QUESTE PAROLE sono scritte il 25 febbraio 1975, solo un anno dopo la sua nomina a commissario liquidatore e quattro prima della sua morte. Ambrosoli ha dunque ben chiaro il senso del suo impegno. “È indubbio che, in ogni caso, pagherò a molto caro prezzo l’incarico: lo sapevo prima di accettarlo e quindi non mi lamento affatto perché per me è stata un’occasione unica di fare qualcosa per il Paese. Ricordi i giorni dell’Umi, le speranze mai realizzate di far politica per il Paese e non per i partiti: ebbene, a quarant’anni, di colpo, ho fatto politica e in nome dello Stato e non per un partito”. Far politica per il Paese per Ambrosoli significa opporsi ai piani di salvataggio che scaricano i costi del crac (almeno 250 miliardi di lire dell’epoca, circa 800 milioni di euro odierni) sulle spalle dei contribuenti. Sono i piani sostenuti dagli uomini di Andreotti (e della P2): il sottosegretario alla presidenza del Consiglio Franco Evangelisti, il ministro dei Lavori pubblici Gaetano Stammati, i consiglieri del Banco di Roma Roberto Memmo e Fortunato Federici. Si danno da fare anche Licio Gelli, Massimo De Carolis e, senza troppa convinzione, il banchiere dell’Ambrosiano Roberto Calvi, che in realtà aspira a prendere il posto di Sindona.
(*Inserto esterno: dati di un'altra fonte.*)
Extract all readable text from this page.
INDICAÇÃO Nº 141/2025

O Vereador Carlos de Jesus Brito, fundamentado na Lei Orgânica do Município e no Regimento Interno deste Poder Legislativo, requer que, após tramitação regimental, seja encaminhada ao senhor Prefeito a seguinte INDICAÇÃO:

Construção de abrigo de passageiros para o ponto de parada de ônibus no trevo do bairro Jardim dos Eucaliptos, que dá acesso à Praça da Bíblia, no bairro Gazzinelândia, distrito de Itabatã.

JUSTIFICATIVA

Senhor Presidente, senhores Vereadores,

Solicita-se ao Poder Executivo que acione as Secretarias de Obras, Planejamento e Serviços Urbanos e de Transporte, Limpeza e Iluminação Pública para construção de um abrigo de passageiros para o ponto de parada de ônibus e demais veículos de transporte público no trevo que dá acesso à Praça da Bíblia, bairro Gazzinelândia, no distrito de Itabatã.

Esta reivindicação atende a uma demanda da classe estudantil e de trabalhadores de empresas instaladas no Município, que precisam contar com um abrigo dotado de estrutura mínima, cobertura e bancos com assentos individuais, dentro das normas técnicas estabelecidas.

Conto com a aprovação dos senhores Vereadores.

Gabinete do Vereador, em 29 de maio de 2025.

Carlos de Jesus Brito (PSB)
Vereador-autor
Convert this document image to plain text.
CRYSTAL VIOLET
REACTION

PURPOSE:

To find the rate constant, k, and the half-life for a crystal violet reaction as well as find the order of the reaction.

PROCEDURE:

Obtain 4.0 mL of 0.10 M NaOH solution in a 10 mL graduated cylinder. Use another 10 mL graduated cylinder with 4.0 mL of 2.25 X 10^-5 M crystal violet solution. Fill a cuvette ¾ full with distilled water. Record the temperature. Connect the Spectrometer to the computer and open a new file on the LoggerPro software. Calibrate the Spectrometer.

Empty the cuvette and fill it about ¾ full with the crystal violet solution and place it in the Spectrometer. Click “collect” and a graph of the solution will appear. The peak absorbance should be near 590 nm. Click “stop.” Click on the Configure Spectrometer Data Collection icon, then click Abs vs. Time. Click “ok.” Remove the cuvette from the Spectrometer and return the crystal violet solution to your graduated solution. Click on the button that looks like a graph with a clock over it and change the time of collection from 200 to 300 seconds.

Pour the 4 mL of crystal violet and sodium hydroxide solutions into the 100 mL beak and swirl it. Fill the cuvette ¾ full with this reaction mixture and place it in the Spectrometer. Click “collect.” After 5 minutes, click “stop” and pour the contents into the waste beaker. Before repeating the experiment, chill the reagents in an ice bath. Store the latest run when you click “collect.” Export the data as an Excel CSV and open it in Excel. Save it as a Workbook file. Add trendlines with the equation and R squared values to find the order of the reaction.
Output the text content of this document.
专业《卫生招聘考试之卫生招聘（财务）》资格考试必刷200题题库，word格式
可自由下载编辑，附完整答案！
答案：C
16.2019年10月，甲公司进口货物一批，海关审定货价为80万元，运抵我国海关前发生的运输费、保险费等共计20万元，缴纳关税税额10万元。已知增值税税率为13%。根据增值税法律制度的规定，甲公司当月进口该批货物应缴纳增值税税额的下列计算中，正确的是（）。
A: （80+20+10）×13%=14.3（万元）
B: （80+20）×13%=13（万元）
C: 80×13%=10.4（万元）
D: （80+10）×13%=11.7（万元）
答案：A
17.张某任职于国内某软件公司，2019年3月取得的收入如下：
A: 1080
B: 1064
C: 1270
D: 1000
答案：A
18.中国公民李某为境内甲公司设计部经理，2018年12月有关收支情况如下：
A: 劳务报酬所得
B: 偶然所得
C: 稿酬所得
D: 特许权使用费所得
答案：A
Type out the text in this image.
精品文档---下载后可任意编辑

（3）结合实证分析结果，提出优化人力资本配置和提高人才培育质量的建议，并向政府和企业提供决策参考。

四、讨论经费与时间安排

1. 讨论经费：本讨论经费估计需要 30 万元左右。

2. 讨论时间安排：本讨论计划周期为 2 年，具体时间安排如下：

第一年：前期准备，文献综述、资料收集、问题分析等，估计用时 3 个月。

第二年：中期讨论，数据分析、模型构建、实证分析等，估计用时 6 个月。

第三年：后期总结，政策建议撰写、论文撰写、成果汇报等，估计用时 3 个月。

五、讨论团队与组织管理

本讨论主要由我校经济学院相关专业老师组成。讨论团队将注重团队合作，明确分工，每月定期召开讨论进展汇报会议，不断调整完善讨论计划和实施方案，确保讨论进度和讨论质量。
Se il piano visibile è pesante, quello sotterraneo è feroce.
AMBROSOLI è bombardato da minacce, da telefonate anonime. Ne riceve almeno sette tra il 28 dicembre 1978 e il 12 gennaio 1979. L’ultima: “Non la salvo più, perché lei è degno solo di morire ammazzato come un cornuto! Lei è un cornuto e un bastardo!”. Dopo il gennaio 1979 le minacce si fermano. Tanto che Ambrosoli spera che il pericolo sia passato. Invece la decisione è stata presa, il killer è già all’opera. Sindona lo confida a Enrico Cuccia, l’altro grande nemico del bancarottiere, che va a incontrarlo a New York, in gran segreto, il 10 aprile 1979: “Sin-dona aveva dichiarato che io potevo essere più utile da vivo che da morto”, scrive Cuccia nel suo puntiglioso “verbali-no” dell’incontro, “e aveva quindi fatto sospendere specifiche iniziative nei miei confronti. Invece, Sindona riteneva di doversi assumere la responsabilità morale di fare scomparire Ambrosoli, senza lasciare alcuna traccia”. Ma Cuccia tiene per sé quel terribile avvertimento che forse avrebbe potuto salvare Ambrosoli.